If there's a UI it's customized for the user and the domain. In the rare instance where a human has to look at a raw message, I'd like a tool that could display any level of documentation you want (from mnemonics to complete docs) for any element.

Me too! It could pull documentation from the schema, complete with links into the specification. I would guess something equivalent already exists for XmlSpy? and things like that. Do you know of any tools that do this?

If there is I haven't seen it. I don't think it wouldn't do much good. The "annotation" element isn't used very well by existing schemas. For instance, look at this snippet of the FpML schema:
 <xsd:element name="notional" type="Money">
     <xsd:documentation>The notional amount.</xsd:documentation>
This is "self documenting" only in the sense that a Java method getFloop() is self documented by the JavaDoc comment "Get floop amount."
XML designers ignored every piece of research that came before them in the area of designing external data representations. It's an absolutely basic requirement that such a representation be able to accommodate such basic elements as integers, strings, and so forth.
I don't think I've ever seen an XML file as compact or human-readable as an INI file. And I can't think of any advantage of XML over INI. A schema can be defined up top, it supports multiple data types (sets, arrays, etc) and has all the advantages and consumes far less space/bandwidth as well as using well understood file libraries (file I/O). What I have seen is months of effort to create XML libraries, load, convert, format, read, write, transform, split, etc. XML reinvents the wheel into a square wheel. See: http://grumpyoldprogrammer.myblogsite.com/blog/Definitions/_archives/2005/5/12/834657.html

I'll bite. How do you express collections and hierarchical data in an INI file?

There are millions of ways to express them, here is one:


[HierarchyName1] NodeSchema?=FirstName?,Surname,DOB,Gender Tree1=Node1(Node2 Node3(Node5 Node6) Node4) Node1=John,Jones,19700106,Male Node2=Barbara,Xmlcritic,19801230,Female ...

It should be noted that the INI example above looks strikingly like LDIF ... which is completely hierarchical in nature.

Although I would recommend table format for sets since you not only store the information in a human readable format, but it can easily be sorted/grouped/aggregated/imported/exported/filtered/etc by all. And it has a billion ubiquitous viewers and can be edited in place or transmitted in binary for low bandwidth etc. I am just illustrating that XML adds nothing and subtracts a lot. No one ever needed a new way of expressing information. We have expressed all possible information perfectly fine for half a century.
It seems that was a biased argument, that has no sense at all for a human reader, xml would form a much easier to note structure of the tree.

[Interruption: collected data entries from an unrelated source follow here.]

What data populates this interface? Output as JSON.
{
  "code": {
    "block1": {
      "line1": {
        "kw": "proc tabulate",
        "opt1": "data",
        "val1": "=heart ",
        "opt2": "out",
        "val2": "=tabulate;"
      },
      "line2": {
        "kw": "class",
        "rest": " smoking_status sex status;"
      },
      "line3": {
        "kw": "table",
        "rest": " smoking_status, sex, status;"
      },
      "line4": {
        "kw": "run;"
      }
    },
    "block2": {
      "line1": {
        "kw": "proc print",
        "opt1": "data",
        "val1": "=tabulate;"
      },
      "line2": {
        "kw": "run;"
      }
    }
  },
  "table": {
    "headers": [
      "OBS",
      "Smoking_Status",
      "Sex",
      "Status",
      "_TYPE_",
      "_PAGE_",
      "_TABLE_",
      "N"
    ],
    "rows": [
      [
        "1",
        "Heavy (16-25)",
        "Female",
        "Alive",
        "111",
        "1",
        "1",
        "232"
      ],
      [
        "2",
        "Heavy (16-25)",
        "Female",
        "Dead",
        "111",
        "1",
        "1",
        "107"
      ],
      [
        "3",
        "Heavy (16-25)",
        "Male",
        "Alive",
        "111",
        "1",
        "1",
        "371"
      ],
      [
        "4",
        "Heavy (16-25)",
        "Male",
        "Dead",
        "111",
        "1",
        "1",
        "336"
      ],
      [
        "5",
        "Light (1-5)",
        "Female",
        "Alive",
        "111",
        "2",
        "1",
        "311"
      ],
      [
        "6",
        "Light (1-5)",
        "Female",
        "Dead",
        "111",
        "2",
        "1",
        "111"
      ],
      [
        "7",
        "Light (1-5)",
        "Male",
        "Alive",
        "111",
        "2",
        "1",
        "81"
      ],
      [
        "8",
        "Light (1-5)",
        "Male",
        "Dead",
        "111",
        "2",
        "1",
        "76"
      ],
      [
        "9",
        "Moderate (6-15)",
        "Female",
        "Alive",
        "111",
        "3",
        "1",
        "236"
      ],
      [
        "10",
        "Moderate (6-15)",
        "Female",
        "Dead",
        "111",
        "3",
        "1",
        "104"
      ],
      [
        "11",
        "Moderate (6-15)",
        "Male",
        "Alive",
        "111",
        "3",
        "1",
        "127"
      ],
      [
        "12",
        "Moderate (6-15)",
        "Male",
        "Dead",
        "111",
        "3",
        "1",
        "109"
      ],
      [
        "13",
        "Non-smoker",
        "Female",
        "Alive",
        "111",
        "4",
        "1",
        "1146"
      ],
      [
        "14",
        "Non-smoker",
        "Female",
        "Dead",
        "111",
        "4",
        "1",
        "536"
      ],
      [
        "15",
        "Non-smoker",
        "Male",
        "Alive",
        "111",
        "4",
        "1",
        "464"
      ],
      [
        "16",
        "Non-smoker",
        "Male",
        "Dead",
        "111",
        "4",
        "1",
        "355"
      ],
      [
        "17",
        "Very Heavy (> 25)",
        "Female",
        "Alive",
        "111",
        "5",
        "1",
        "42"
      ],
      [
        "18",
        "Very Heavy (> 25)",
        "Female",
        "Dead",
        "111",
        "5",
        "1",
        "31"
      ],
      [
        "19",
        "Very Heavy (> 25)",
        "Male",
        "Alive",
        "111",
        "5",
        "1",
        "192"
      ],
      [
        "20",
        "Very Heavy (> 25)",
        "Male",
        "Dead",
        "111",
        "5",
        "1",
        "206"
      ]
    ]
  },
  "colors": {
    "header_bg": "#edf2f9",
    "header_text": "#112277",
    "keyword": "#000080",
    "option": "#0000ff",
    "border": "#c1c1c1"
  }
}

It also seems that it would be limited and even more difficult to write / parse than XML.

I don't think XML is a good solution but I am sure XML is a better solution than INI
This page is filled with unsubstantiated assertions, PersonalChoiceElevatedToMoralImperative, etc. All of this blather about "meaning" versus format and such is really outside the bounds when it comes to discussing XML. That's because XML is a transport, and not a means by which data is interpreted to "mean" any one thing.

Therefore, this whole page should be reduced to about a half dozen fragments of ThesisAntithesisSynthesis. Any WikiGnome game?